The lengthier supply crunch and this ambiguity of supply vs demand impact in some segments of the production chain are leading us to revise upwards our inflation forecast in Canada. On the labour side, we expect compensation per hour to rise by over 4% in each of the next two years. This reflects the unusual dynamics of the current situation: record labour shortages in the early phases of what we still anticipate will be a strong and lasting recovery. Moreover, home prices and rents should continue to rise given the underlying supply-demand imbalance tensions in the real estate market. So even as some of the temporary supply-chain-induced increases in prices mute over the coming months, other sources of fundamentals-driven inflation will amplify. As a consequence, we now expect Canadian core inflation to average 2.6% in 2022 and 2023.
As a result of this revised inflation profile, we now believe the Bank of Canada will raise interest rates by 100 basis points in the second half of 2022, to 1.25%. That’s 50 basis points more than we have carried in our forecast for a few quarters now. We are also marginally adjusting our end 2023 forecast to 2.25% from 2.0%. If inflation rises more rapidly than we expect, we may need to forecast an earlier tightening along with a potentially higher 2023 endpoint.
We are tracking a number of risks that could impact our forecast. There are clearly several risks associated with developments on the supply side of the economy. A more rapid unwind would lessen inflationary pressures and boost growth, while the opposite would occur if the disruptions were to worsen. The potential for significantly stronger wage acceleration than forecast should not be discounted, with obvious impacts on inflation and interest rates if that were to happen. The rise of global energy prices is a clear headwind to energy-importing economies, but is also a tailwind to Canada, though in both cases inflationary consequences could be significant. Further increases in these prices would have a meaningful impact on the global outlook for growth, inflation, and interest rates.
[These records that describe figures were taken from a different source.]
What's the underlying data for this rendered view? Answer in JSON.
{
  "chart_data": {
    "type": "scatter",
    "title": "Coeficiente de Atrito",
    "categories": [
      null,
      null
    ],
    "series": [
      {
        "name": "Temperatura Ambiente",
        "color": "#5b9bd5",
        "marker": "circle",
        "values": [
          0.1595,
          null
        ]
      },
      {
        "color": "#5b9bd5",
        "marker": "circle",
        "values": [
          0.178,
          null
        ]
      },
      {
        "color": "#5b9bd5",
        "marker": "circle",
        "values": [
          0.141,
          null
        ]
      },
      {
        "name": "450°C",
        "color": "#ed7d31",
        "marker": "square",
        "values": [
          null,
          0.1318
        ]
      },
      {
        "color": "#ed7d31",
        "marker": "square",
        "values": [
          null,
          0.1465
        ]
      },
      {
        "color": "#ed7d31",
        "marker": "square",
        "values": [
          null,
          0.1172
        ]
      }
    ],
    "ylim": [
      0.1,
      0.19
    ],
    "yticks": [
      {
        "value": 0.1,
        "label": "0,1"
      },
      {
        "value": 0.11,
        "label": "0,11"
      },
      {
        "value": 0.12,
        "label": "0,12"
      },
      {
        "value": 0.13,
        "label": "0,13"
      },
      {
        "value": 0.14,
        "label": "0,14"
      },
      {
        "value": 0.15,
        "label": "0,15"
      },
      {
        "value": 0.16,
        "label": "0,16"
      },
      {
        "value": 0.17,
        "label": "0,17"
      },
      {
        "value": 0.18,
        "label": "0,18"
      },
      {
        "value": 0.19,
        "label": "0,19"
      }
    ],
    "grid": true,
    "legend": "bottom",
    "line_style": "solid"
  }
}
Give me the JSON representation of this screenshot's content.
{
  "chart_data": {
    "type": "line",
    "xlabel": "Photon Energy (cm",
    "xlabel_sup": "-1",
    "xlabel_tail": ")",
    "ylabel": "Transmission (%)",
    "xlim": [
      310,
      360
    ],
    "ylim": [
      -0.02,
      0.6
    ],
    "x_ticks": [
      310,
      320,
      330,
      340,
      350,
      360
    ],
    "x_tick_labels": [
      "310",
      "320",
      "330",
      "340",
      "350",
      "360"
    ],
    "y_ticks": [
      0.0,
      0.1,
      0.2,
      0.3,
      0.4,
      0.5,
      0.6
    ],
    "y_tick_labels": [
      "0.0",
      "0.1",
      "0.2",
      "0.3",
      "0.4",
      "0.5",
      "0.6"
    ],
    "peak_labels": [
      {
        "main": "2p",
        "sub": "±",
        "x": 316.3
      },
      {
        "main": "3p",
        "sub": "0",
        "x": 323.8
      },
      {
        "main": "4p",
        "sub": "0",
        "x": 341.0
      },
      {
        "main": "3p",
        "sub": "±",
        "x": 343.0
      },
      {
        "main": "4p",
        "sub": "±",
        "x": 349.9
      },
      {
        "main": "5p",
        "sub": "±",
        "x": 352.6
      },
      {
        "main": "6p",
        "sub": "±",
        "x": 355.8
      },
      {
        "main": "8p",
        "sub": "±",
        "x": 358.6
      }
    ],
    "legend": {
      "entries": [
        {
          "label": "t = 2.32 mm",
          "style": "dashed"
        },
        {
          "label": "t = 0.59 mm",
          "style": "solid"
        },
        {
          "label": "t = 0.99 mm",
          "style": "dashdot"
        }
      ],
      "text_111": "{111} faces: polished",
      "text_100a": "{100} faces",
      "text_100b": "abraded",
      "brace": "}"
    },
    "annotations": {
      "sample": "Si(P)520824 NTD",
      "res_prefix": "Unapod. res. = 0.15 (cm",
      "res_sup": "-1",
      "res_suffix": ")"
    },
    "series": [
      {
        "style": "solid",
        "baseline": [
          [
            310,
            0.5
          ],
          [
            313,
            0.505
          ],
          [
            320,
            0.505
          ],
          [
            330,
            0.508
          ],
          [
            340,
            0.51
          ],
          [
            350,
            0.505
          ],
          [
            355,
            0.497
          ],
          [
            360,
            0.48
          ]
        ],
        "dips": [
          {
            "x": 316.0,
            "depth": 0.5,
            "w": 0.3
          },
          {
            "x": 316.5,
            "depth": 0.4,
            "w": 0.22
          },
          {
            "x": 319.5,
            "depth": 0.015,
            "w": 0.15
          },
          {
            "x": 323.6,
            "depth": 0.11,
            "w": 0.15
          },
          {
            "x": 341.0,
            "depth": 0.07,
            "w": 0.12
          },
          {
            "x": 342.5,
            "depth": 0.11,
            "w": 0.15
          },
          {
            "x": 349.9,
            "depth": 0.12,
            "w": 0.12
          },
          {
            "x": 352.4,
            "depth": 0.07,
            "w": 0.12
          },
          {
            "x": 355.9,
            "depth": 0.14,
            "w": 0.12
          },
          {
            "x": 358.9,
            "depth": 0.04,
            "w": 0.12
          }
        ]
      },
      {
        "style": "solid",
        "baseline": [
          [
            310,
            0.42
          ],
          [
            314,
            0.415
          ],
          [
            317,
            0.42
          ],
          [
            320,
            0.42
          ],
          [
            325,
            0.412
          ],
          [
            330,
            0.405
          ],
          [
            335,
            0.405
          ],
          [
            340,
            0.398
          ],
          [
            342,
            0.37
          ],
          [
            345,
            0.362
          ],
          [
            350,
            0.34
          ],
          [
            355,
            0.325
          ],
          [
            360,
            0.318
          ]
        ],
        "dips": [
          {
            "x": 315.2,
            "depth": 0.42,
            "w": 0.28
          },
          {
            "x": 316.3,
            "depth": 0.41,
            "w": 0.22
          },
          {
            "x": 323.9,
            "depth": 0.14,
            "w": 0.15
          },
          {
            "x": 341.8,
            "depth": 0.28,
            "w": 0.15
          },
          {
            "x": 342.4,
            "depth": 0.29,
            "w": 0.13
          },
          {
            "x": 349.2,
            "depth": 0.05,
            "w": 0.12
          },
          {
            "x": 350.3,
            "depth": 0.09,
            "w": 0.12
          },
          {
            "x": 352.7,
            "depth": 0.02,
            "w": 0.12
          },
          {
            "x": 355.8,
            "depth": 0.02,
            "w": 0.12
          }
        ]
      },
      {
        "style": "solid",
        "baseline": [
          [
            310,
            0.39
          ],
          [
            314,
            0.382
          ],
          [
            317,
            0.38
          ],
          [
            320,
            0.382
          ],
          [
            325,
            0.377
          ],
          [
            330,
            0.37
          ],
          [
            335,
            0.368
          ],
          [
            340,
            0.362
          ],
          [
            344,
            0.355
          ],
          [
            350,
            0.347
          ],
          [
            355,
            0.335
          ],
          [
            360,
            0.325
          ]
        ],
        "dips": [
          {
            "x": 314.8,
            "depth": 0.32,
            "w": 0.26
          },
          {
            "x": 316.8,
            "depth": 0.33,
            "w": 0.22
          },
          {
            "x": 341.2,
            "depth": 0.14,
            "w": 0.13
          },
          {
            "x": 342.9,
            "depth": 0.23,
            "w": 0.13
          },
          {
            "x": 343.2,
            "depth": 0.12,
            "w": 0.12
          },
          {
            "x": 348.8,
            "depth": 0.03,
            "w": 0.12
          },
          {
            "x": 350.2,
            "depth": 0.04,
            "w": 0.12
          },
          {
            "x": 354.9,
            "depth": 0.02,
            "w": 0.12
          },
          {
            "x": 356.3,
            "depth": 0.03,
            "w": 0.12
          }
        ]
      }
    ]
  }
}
Though we have only incorporated a modest amount of additional fiscal expenditures in the US, a collapse of the infrastructure package talks would lead us to scale our US growth forecast down. On the other hand, an agreement on a broader set of packages could provide a boost to our forecast over the next couple of years. Finally, the impact of deliberate production curtailment in China is leading to lower growth there with modest impacts, so far, on the rest of the world. There is potential for these reductions in production further damage supply chains with clear impacts on growth and inflation.